The aggressive seizure of white-owned farms by Mr Mugabe's supporters has already divided the country.
But imposing changes on the mining sector is likely to prove far more controversial.
It is not entirely clear what Mr Mugabe has in mind by the africanisation of the mines - nationalisation, or transfer to favoured black owners.
Either way, the suggestion of state interference in mine ownership is likely to evoke memories of Mr Mugabe's previous commitment during the 1980s to a state-controlled socialist economy.
As such, international jitters about Zimbabwe's economy in the wake of land occupations can be expected to turn to full-blown panic at Mr Mugabe's latest position.
New direction
Until now Mr Mugabe's militant programme to empower black Zimbabweans economically has explicitly drawn the line at the seizure of white-owned farmland.

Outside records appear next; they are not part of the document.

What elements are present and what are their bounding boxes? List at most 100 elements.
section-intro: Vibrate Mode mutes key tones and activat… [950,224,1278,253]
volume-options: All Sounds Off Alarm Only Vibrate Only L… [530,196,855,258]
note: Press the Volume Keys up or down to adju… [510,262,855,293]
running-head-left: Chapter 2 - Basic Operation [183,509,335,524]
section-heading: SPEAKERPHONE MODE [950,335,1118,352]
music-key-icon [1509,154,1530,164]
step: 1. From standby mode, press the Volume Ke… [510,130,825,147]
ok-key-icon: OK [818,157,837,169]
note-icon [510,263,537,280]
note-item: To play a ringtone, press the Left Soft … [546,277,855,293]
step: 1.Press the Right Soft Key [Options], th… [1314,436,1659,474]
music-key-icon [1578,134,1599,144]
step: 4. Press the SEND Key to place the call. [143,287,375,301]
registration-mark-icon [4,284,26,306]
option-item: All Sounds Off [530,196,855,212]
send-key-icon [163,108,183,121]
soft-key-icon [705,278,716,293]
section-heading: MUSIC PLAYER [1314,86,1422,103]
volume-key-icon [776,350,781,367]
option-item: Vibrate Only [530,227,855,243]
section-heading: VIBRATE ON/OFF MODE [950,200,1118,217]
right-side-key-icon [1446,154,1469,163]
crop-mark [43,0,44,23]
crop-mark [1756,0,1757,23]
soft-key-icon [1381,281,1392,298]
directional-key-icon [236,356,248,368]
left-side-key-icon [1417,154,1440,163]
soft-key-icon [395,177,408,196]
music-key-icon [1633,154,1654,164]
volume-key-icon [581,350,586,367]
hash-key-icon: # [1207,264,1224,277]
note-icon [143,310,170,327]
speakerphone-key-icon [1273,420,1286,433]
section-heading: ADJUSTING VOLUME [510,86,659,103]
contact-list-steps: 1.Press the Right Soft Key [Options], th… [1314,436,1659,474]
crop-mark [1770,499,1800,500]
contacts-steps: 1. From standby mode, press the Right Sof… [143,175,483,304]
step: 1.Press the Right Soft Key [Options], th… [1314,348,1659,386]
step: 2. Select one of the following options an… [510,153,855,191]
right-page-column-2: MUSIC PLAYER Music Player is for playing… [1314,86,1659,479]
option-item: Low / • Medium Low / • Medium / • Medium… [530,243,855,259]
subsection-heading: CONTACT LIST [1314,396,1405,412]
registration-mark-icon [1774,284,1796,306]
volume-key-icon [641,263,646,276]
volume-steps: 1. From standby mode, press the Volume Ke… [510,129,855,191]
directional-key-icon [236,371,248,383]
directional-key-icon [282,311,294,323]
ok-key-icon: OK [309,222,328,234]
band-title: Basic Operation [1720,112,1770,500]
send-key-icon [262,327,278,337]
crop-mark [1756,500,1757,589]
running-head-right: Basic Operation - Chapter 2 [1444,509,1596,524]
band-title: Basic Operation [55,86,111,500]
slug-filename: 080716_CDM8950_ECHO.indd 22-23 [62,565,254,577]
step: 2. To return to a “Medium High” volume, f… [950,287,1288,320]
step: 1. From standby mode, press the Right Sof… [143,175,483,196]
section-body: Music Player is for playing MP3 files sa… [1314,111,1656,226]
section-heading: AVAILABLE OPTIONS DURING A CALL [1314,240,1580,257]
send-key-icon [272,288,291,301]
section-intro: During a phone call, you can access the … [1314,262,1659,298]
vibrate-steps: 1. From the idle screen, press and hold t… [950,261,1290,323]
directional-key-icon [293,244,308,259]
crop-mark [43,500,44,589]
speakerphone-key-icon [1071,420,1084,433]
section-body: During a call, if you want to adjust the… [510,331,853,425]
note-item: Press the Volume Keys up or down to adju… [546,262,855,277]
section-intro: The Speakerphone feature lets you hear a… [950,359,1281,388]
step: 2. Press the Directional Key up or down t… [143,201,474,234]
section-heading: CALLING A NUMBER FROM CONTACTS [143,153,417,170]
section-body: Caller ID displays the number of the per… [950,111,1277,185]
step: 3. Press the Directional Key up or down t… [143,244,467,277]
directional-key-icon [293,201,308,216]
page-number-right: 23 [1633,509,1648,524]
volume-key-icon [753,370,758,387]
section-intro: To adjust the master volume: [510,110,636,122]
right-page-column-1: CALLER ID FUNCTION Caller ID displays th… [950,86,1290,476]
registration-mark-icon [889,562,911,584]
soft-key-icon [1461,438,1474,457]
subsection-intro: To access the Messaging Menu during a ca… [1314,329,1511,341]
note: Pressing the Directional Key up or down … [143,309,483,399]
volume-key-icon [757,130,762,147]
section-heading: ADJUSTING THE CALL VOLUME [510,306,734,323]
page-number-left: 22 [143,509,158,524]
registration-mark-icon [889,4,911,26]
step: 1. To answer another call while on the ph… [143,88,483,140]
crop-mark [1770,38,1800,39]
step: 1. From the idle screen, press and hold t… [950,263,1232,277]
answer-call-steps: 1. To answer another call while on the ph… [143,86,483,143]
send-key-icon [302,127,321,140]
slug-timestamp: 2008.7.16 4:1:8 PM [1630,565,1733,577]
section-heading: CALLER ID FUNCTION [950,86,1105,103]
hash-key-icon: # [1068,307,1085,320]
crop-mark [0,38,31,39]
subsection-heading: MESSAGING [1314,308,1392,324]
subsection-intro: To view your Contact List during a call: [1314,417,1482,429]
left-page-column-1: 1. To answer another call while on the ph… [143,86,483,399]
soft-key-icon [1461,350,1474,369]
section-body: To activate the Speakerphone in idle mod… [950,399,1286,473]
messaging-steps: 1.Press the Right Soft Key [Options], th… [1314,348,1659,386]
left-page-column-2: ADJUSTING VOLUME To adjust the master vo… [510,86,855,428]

This is the first time he has said he would africanise the mining sector, and his tone suggests there may be other targets such as banking or the commercial sector.
The opposition Movement for Democratic Change (MDC) accuses Mr Mugabe of trying to the buy votes of Zimbabwe's elite with a plan that could lead to economic disaster.
Critical observers describe it as characteristic of the irrationality of a desperate government that will do anything to stay in power.
Mineral wealth
Mining accounts for about 8% of Zimbabwe's GDP, generating about 40% of annual export earnings.
A record 28 tonnes of gold was exported in 1999, raising nearly $450m or 30% of the value of exports. Other mines extract coal, copper, nickel, chromite, asbestos and iron ore.
Some marginal mines already face the prospect of closure under the dire economic and energy situation in Zimbabwe.
The likelihood of closures would increase under nationalisation, commercial mining being a complex and expensive operation usually carried out by specialist companies.
Discredited path
By setting his sights beyond land reform, Mr Mugabe appears to be following the well-trodden - but largely discredited - path of africanisers such as Uganda's Idi Amin and Mobuto Sese Seko of Zaire.
Mr Amin's deportation of about 50,000 UK passport-holding South Asians in 1972 failed to bring promised prosperity, and saw the collapse of the commercial sector.
Meanwhile, the economic outcome of Mobutism was the wholesale plunder of Congo's resources by the ruling elite.
In the modern age, even governments ideologically predisposed to nationalisation of white-owned mineral resources have eschewed such tendencies.
In South Africa, redistribution of mineral wealth is the last thing on President Thabo Mbeki's mind, although it occasionally appears in the rhetoric of the left wing of the governing ANC.
And Mr Mugabe's opponents hope his comments about Zimbabwe's mines prove to be no more than rhetoric.